Since I became deputy head of department, my eyes have been opened, I can tell you. I’ve had a steady stream of bolshie students complaining that they haven’t had any feedback on their work. One came to see me yesterday, and although I thought he had a case (every time he’s tried to see his tutor since the end of September the meeting has been cancelled, none of his written work has been marked and so he has no idea whether he’s doing brilliantly or about to fail the January exams), I did feel I should point out that bombarding your tutor with offensive emails is not going to make him read your work any faster. “Yo, Jonesie, you fucking bastard, get your lazy arse in gear and give me my essay back” is hardly likely to win you any brownie points, I told the student, although I added that I could understand his sense of frustration. I am rapidly acquiring some senior academics’ turns of phrase. I shall be “feeling their pain” shortly, I can tell.
Actually, the truth is that many of my colleagues have been doing as little as they can for years, safe in the knowledge that they have a steady salary and a pension at the end of it all, not to mention the long vacations when the old “I need time for my research” excuse kicks in and they head for the beaches of Crete. The RAE may be a seriously flawed enterprise, as the next round of results will surely show, but it does at least shine a spotlight on some rather uncomfortable areas, to wit the poor value for money that much higher education offers.

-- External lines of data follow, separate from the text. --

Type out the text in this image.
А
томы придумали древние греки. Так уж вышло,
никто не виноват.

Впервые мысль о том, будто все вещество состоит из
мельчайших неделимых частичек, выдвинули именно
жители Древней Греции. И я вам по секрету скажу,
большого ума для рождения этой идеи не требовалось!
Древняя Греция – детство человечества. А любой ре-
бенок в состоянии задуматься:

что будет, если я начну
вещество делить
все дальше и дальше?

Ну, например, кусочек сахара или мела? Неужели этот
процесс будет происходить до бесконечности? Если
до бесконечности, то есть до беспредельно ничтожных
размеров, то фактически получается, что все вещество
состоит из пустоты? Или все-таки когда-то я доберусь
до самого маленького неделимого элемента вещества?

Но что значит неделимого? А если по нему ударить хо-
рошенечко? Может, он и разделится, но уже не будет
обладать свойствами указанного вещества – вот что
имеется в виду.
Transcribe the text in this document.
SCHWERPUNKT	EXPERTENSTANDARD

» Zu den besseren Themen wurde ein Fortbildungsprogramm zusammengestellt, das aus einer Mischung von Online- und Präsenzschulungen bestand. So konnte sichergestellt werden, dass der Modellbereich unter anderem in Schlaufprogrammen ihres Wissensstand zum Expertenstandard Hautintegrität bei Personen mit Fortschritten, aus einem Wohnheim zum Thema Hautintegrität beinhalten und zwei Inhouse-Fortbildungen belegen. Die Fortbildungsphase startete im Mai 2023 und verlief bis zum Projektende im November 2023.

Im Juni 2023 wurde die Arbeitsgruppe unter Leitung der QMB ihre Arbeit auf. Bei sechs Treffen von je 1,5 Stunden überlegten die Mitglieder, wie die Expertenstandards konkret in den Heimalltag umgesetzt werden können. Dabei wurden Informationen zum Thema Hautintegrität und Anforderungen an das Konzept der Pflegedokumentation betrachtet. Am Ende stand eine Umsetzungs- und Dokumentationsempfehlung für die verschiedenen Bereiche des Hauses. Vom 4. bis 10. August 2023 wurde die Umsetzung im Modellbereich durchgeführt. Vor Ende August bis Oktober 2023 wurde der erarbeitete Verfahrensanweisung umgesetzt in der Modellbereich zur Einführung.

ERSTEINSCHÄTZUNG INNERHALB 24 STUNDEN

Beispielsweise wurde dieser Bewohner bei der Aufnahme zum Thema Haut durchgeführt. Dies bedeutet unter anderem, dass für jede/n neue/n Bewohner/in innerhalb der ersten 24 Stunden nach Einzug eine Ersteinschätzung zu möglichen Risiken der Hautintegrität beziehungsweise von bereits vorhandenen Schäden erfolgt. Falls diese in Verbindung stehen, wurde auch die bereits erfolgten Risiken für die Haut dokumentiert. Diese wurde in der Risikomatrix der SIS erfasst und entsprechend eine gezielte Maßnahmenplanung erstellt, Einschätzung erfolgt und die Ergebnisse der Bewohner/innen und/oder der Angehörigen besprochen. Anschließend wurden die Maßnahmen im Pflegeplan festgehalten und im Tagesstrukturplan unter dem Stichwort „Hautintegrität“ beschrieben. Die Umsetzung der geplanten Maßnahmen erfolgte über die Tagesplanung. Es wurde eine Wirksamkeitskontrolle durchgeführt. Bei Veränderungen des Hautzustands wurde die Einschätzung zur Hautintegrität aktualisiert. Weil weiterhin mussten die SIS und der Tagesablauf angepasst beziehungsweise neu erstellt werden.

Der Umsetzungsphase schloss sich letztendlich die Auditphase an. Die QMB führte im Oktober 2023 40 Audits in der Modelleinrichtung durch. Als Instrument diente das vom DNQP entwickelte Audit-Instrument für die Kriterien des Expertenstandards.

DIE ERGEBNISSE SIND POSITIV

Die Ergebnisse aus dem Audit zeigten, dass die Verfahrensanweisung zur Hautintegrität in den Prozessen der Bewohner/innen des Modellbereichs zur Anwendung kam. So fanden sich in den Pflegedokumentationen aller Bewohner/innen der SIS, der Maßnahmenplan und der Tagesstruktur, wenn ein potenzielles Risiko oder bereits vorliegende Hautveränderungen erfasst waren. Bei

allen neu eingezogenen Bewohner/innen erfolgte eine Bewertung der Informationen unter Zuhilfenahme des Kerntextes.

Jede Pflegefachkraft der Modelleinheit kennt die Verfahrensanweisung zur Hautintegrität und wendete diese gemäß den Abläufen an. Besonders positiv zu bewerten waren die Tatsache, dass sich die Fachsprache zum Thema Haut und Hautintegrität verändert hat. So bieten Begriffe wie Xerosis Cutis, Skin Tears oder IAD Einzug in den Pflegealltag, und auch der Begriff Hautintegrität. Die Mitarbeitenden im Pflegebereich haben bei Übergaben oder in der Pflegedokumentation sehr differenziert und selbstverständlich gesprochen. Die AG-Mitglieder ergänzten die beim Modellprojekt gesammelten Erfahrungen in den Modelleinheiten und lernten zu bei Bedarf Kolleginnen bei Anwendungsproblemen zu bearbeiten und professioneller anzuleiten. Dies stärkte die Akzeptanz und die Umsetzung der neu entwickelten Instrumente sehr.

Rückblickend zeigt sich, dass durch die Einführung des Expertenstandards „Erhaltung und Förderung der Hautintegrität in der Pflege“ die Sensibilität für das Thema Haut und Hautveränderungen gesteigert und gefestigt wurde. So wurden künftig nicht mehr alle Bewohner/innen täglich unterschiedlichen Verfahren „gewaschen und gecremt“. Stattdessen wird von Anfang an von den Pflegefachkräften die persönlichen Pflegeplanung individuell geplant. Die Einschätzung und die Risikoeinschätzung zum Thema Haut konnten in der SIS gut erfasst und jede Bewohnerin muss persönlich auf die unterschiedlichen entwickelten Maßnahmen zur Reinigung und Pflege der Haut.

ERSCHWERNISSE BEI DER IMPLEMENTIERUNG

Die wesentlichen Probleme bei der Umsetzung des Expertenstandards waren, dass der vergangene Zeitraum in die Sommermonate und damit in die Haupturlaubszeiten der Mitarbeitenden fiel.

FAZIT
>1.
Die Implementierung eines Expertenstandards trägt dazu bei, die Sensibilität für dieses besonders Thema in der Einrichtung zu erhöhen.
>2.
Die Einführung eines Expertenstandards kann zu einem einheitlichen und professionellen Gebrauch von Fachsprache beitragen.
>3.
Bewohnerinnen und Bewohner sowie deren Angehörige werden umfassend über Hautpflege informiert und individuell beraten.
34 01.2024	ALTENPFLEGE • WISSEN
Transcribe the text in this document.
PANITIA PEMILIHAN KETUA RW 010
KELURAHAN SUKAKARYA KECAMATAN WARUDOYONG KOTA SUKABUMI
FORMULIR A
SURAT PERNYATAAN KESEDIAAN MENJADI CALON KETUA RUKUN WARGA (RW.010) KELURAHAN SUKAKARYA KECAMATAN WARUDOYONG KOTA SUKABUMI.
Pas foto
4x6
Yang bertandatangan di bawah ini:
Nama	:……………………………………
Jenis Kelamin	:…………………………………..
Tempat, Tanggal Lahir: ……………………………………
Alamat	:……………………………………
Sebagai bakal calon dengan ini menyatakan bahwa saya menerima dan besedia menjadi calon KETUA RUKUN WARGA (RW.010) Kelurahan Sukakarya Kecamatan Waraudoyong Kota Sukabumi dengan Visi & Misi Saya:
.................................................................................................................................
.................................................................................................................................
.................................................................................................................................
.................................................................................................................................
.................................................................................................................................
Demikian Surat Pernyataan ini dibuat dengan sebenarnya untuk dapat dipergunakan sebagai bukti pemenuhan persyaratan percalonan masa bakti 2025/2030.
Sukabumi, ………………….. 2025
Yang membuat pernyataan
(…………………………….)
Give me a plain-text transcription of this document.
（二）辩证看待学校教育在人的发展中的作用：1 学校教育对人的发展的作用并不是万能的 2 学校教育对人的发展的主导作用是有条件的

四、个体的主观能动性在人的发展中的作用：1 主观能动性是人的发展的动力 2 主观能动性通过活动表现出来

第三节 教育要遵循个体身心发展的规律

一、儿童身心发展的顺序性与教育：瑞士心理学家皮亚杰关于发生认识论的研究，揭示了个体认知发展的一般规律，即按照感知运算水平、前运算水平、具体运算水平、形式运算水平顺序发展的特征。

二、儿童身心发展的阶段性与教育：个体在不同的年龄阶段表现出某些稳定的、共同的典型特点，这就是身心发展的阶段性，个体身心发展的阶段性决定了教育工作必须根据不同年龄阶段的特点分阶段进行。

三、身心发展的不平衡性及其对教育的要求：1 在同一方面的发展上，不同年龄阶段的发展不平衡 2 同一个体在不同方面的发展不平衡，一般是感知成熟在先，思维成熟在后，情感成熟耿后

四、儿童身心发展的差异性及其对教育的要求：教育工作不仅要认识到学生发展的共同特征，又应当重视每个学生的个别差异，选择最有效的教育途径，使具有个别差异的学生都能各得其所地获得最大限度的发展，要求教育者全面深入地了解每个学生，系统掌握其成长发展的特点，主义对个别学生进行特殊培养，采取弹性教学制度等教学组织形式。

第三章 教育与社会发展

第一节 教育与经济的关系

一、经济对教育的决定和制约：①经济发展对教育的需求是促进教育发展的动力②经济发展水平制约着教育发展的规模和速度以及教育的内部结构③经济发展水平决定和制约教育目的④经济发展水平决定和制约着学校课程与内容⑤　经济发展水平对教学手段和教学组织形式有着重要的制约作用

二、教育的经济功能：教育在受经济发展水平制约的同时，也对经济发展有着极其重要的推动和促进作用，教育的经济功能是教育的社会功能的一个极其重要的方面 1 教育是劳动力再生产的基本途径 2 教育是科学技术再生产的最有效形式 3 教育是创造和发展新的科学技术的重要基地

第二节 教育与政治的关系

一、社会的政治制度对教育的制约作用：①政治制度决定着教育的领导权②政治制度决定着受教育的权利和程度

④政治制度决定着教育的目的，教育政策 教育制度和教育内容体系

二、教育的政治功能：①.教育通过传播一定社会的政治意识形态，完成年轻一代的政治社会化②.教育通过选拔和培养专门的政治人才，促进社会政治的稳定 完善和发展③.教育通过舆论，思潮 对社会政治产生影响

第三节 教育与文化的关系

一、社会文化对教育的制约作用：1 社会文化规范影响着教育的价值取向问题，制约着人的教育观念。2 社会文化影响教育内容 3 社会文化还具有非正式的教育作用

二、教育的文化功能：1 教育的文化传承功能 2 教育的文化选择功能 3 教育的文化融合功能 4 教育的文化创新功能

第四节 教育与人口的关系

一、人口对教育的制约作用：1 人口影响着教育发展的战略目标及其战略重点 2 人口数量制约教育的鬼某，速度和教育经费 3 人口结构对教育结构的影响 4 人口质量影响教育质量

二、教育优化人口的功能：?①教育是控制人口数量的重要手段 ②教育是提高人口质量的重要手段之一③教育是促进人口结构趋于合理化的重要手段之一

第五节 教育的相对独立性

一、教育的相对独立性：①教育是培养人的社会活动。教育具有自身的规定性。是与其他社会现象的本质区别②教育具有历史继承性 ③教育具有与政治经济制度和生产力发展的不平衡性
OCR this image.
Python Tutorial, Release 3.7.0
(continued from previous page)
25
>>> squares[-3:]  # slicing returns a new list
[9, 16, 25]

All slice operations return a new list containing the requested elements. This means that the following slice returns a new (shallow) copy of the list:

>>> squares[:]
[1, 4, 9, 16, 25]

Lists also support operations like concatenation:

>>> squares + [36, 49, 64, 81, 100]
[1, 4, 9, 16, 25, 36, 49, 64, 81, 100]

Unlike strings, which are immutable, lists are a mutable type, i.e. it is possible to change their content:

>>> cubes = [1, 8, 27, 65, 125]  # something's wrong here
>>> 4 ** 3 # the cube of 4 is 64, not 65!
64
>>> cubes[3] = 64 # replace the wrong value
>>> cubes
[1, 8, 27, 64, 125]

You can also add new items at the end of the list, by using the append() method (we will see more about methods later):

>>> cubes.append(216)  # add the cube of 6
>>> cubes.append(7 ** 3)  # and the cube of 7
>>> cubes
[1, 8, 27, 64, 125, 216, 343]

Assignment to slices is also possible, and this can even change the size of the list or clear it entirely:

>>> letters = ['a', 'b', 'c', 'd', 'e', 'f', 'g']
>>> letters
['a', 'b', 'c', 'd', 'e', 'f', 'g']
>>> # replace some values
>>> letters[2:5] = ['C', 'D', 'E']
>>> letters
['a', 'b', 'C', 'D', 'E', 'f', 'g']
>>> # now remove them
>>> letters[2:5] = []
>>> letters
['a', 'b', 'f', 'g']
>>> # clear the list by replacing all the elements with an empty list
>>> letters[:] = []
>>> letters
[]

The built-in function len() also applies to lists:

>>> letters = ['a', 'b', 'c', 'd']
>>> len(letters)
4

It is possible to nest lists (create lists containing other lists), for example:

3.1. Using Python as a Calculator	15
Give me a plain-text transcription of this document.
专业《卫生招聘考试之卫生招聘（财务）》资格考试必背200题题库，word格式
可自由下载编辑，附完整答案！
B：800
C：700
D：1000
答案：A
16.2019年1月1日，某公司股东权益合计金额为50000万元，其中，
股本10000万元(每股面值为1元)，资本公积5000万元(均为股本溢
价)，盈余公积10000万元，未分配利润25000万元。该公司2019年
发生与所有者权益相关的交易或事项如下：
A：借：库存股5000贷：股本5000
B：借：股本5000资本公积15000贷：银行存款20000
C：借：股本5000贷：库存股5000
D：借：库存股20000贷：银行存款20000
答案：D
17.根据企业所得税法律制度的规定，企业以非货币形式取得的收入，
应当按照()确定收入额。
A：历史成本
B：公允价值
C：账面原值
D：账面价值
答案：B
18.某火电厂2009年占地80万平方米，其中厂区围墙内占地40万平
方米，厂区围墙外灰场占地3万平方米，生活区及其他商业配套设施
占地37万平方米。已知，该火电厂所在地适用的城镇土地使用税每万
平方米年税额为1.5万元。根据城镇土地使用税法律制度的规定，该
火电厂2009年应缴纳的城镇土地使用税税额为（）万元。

Looking again at the dean’s puppy in the heaps of paper, it occurs to me that this isn’t such an inappropriate image at all – in fact it’s rather apt. And maybe the old sot didn’t get the date wrong; perhaps this is his idea of an ironic touch. Or, since he has been serving on one of the RAE panels, maybe it’s a subtle way of showing the level of appreciation of our scholarship. I shall advise the recalcitrant tutor to consider sending coded messages of this kind to students, so that even if it takes him another three months to mark a 2,000-word paper, he could at the very least save himself the bother of having abuse hurled at him on a daily basis.
And on 17 December I shall make a surprise appearance at the dean’s drinks bash, wearing a Father Christmas hat myself.
Gloria Monday is a mid-career historian employed in one of the many universities with aspirations to international greatness.